In 1917, Einstein, perhaps to not seem too out-there, argued that one could use the field equations to derive a model of the universe very much like the traditional Newtonian view—an eternally static, or “steady-state,” cosmos. The difference in Einstein’s model was that it was finite in size where Newton’s was infinite.
Universes like Friedmann’s could only be “curiosities,” Einstein said, never true descriptions of reality.

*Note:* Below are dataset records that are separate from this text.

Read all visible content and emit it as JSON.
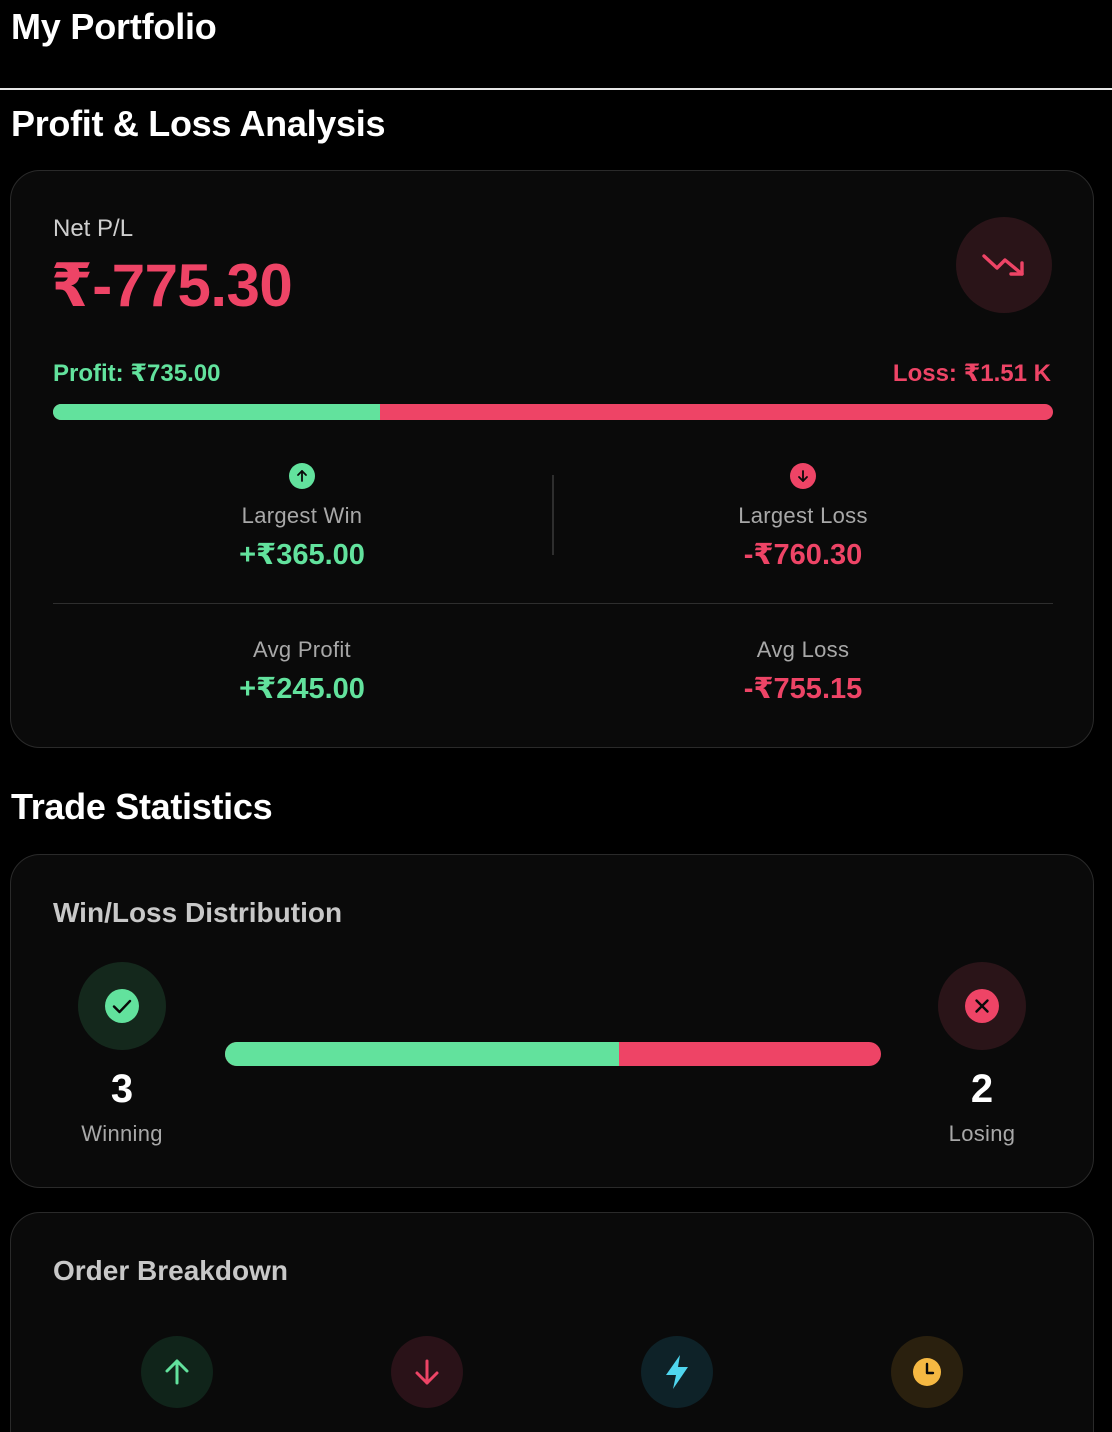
{
  "app": {
    "title": "My Portfolio"
  },
  "pl_section": {
    "title": "Profit & Loss Analysis"
  },
  "pl_card": {
    "net_label": "Net P/L",
    "net_value": "₹-775.30",
    "trend_icon": "trending-down-icon",
    "profit_label": "Profit: ₹735.00",
    "loss_label": "Loss: ₹1.51 K",
    "profit_fraction": 0.327,
    "largest_win": {
      "icon": "arrow-up-circle-icon",
      "label": "Largest Win",
      "value": "+₹365.00"
    },
    "largest_loss": {
      "icon": "arrow-down-circle-icon",
      "label": "Largest Loss",
      "value": "-₹760.30"
    },
    "avg_profit": {
      "label": "Avg Profit",
      "value": "+₹245.00"
    },
    "avg_loss": {
      "label": "Avg Loss",
      "value": "-₹755.15"
    }
  },
  "trade_section": {
    "title": "Trade Statistics"
  },
  "win_loss": {
    "title": "Win/Loss Distribution",
    "winning": {
      "count": "3",
      "label": "Winning",
      "icon": "check-circle-icon"
    },
    "losing": {
      "count": "2",
      "label": "Losing",
      "icon": "x-circle-icon"
    },
    "win_fraction": 0.6
  },
  "order_breakdown": {
    "title": "Order Breakdown",
    "icons": [
      "arrow-up-icon",
      "arrow-down-icon",
      "lightning-icon",
      "clock-icon"
    ]
  },
  "colors": {
    "background": "#000000",
    "card": "#0a0a0a",
    "profit": "#62e29d",
    "loss": "#ee4466",
    "cyan": "#4fd6ee",
    "amber": "#f5b842"
  }
}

This was too conservative of Einstein, Friedmann thought. He instead viewed Einstein’s model as just one example of many possible universes. So, in 1922, publishing in the leading European science journal Zeitschrift für Physik, Friedmann derived three kinds of cosmological models that were much more dynamic than Einstein’s: One was a finite universe of positive curvature—like a sphere—that expanded from a singularity and then eventually stopped expanding and collapsed back to a point; the second: an open infinite universe of negative curvature, which could be pictured like a saddle of infinite size; and finally: a universe of zero curvature—a flat plane—that expanded at an ever slower and slower rate, coasting into infinity.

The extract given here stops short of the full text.